Each orchard owner opened their books for us to assess the profitability of the orchard on a consistent basis. This looked at the income from sale of fruit, the value of any grazing or other rights, and government grants and deducted the costs of materials, chemicals, fertilizers, services and labour time spent in management.
We also considered whether suppliers of goods and services to the orchard were locally based to allow us to consider the impact of the orchard upon the local economy using the 'local multiplier effect' developed by the New Economics Foundation. Of particular note was the positive effect on the local economy of the relatively large labour force required for the eating plum orchard at Man of Ross where the fruit must be picked and thinned by hand. Our interviews with workers from Poland suggested, however, that the percentage of take-home pay repatriated home to support families and capital projects, which averaged 71%, was significantly higher than found by recent World Bank research: As one of the workers said, "Its all about the money".

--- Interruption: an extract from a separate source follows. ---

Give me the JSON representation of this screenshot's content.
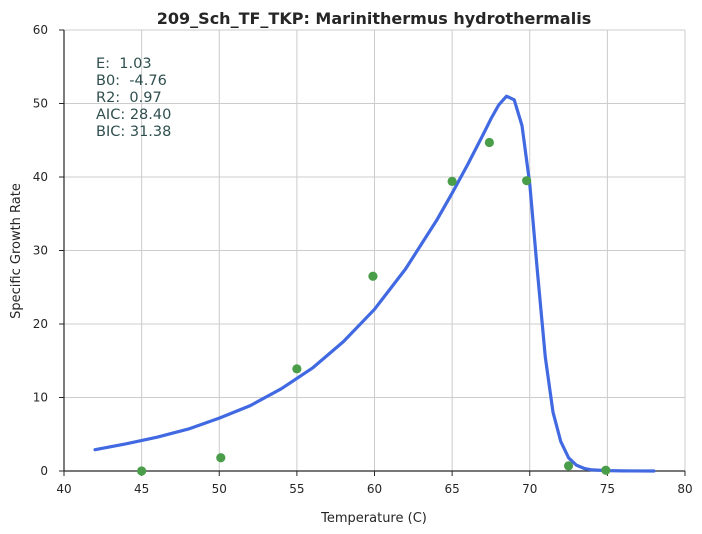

Tourists visiting Hereford Tourist Information Centre, visitors to Bodenham Lake orchard, Tidnor Wood orchards tree sponsors and local hoteliers have all participated to develop an understanding of the tourism impact of each orchard.

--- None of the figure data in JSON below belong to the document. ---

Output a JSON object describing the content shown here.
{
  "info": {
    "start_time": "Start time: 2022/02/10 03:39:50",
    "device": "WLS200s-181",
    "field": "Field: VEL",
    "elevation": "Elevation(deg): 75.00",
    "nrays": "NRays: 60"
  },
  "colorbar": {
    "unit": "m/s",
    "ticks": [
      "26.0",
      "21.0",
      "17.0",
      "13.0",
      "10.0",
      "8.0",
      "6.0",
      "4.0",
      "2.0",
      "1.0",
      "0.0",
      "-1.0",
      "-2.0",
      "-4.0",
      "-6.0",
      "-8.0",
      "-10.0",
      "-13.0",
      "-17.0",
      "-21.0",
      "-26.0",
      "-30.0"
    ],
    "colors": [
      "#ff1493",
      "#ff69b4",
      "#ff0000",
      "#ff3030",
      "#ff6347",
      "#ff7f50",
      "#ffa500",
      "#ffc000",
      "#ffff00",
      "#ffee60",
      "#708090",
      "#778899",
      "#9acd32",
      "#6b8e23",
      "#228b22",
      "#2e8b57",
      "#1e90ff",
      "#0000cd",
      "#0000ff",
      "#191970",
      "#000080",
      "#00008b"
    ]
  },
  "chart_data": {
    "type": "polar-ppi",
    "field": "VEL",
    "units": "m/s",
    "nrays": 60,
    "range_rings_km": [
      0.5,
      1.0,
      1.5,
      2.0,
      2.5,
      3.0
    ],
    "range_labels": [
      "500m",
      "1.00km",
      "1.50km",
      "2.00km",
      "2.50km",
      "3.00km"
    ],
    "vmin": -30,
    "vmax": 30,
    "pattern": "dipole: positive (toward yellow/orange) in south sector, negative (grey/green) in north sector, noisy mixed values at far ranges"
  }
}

Most people don't seem to come to the County for its orchards specifically, but for the general landscape of which orchards are a part - and few had noticed the particular orchards chosen for our study, even those by the roadsides. Using the 2001 Herefordshire tourism report, the value of annual spending that may be significantly associated with landscape features has been estimated as £130 million. The proportion of this total that can be assigned directly to orchards is hard to determine. However, since only 2.5% of Herefordshire's land is under orchard, it seems unlikely, given tourist responses to interviews, that the direct contribution they make to tourist revenue can be much greater than this. This orchard tourism revenue share of £3.34m can be split equally between the 3,006 orchard shapes on the Millennium Map and then weighted for visibility, accessibility and attractiveness using a subjective impact factor ranging from 0.1 - 2.